When Allen said this, I had no idea what she meant. But then, below Dubendorff, something happens and I do.

While floating along and staring up at the pinkish rock walls, it suddenly seems as if the canyon has reached out and cupped me lightly in the palm of its hand. Part of the sensation has surely come from bobbing down a current of warm air on the surface of a cool, green river. More than that, though, the feeling of languorous buoyancy has arisen from where I find myself in time. The circumstances I've come from seem irretrievably far behind: things that weighed on me at work are now irrelevant. Yet I'm also far enough from the end—of the trip, of the canyon, of this particular moment—that it's unnecessary to brace for reentry.
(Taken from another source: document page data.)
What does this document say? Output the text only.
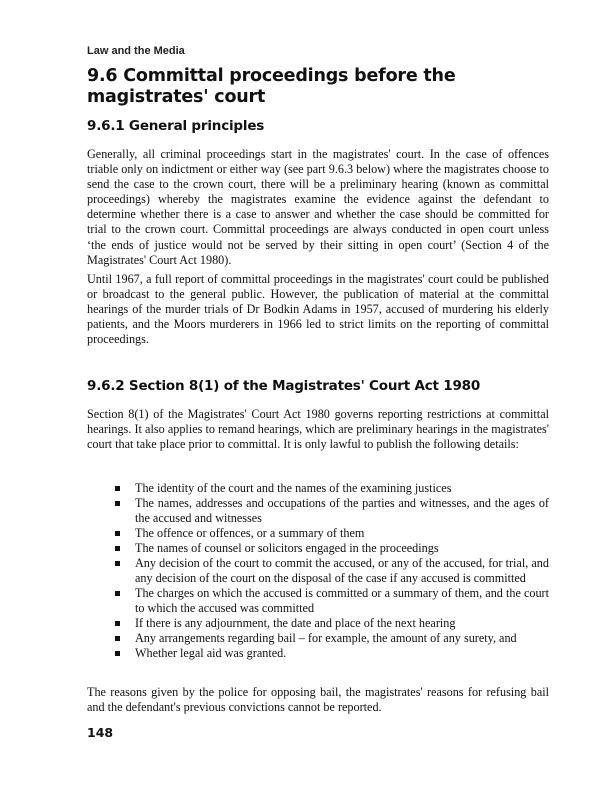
Law and the Media
9.6 Committal proceedings before the magistrates' court
9.6.1 General principles

Generally, all criminal proceedings start in the magistrates' court. In the case of offences triable only on indictment or either way (see part 9.6.3 below) where the magistrates choose to send the case to the crown court, there will be a preliminary hearing (known as committal proceedings) whereby the magistrates examine the evidence against the defendant to determine whether there is a case to answer and whether the case should be committed for trial to the crown court. Committal proceedings are always conducted in open court unless ‘the ends of justice would not be served by their sitting in open court’ (Section 4 of the Magistrates' Court Act 1980).

Until 1967, a full report of committal proceedings in the magistrates' court could be published or broadcast to the general public. However, the publication of material at the committal hearings of the murder trials of Dr Bodkin Adams in 1957, accused of murdering his elderly patients, and the Moors murderers in 1966 led to strict limits on the reporting of committal proceedings.

9.6.2 Section 8(1) of the Magistrates' Court Act 1980

Section 8(1) of the Magistrates' Court Act 1980 governs reporting restrictions at committal hearings. It also applies to remand hearings, which are preliminary hearings in the magistrates' court that take place prior to committal. It is only lawful to publish the following details:

The identity of the court and the names of the examining justices
The names, addresses and occupations of the parties and witnesses, and the ages of the accused and witnesses
The offence or offences, or a summary of them
The names of counsel or solicitors engaged in the proceedings
Any decision of the court to commit the accused, or any of the accused, for trial, and any decision of the court on the disposal of the case if any accused is committed
The charges on which the accused is committed or a summary of them, and the court to which the accused was committed
If there is any adjournment, the date and place of the next hearing
Any arrangements regarding bail – for example, the amount of any surety, and
Whether legal aid was granted.

The reasons given by the police for opposing bail, the magistrates' reasons for refusing bail and the defendant's previous convictions cannot be reported.

148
I am suspended in a state of betweenness, not unlike the rocker of a dory. A state in which I can pivot and float in the luminous embrace of a pink-and-emerald haze that—right here, right now—strikes me as our true destination, the marrow of the journey.

A few minutes later, we pull over for lunch. After finishing my sandwich, I spot Litton sitting in the shade of a tamarisk and wander over to ask if he's gotten something to eat. He looks up at me, his blue eyes momentarily vacant, still lost in his thoughts.

"Thank you for asking," he replies after a long pause. "I've had everything I could ever wish for."